Complete guide
Use the calculator above to find the minimum sample size needed to achieve the precision you want — for estimating a mean, detecting a difference between two groups, or measuring a proportion. The right sample size protects you from drawing false conclusions and from over-spending on data collection.
What it is
What is sample size?
Sample size is the number of observations you need so that your estimate is precise enough, or that your hypothesis test has enough power to detect a real difference. Too small and the result is noise; too large and you waste effort and money. The right size depends on the variability of the data and the size of effect you want to detect.
Calculation logic
How the calculation works
For a mean: n = (Z × σ ÷ E)², where σ is the standard deviation and E is the margin of error you want. For a proportion: n = (Z² × p(1−p)) ÷ E². For comparing two groups, the formula includes both the desired statistical power and the minimum detectable difference. The calculator handles each case.
Common mistakes
Watch-outs before using sample size
- Skipping sample-size calculation and "just collecting some data" — then discovering the result is inconclusive.

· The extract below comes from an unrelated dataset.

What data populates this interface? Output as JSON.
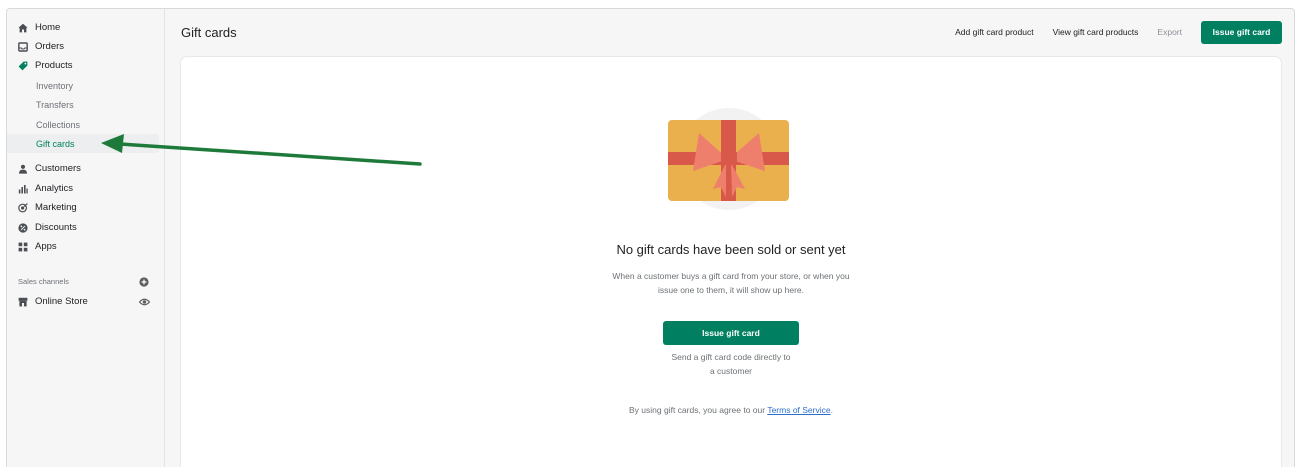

- Using last project’s sample size as a default rather than recalculating for the new effect size and variability.
- Forgetting that detecting smaller effects requires disproportionately larger samples (n grows as the square of 1/E).
- Confusing precision (CI width) with power (ability to reject H₀) — they are related but distinct concepts.
- Using a normal-distribution formula on small samples that should use the t-distribution.
What to do next
Turn the result into action
Decide what effect size matters before collecting data. Use the calculator to find n, then add a margin (10-20%) for missing data and non-response. Re-check assumptions (σ, p) once early data is in.
How do you calculate sample size?
For a mean: n = (Z × σ ÷ E)². For a proportion: n = (Z² × p(1−p)) ÷ E². For comparing two groups, include desired power and the smallest difference you need to detect.
Why does sample size matter?
Too small and you cannot detect real differences; too large and you waste time and money. The right size delivers the precision you need at the minimum cost.
Is bigger always better for sample size?
No. Beyond a point, doubling sample size only narrows the interval by 1/√2 (~30%). The cost grows linearly while precision grows with the square root — diminishing returns set in quickly.
What confidence level should I use?
95% is the default for most business decisions. Use 99% for safety-critical or regulatory contexts. Use 90% only when speed and cost matter more than rigour.
How do you size for hypothesis tests?
Use power-based formulas that incorporate the desired statistical power (commonly 80%), the significance level (commonly 5%), and the smallest difference worth detecting (the minimum detectable effect).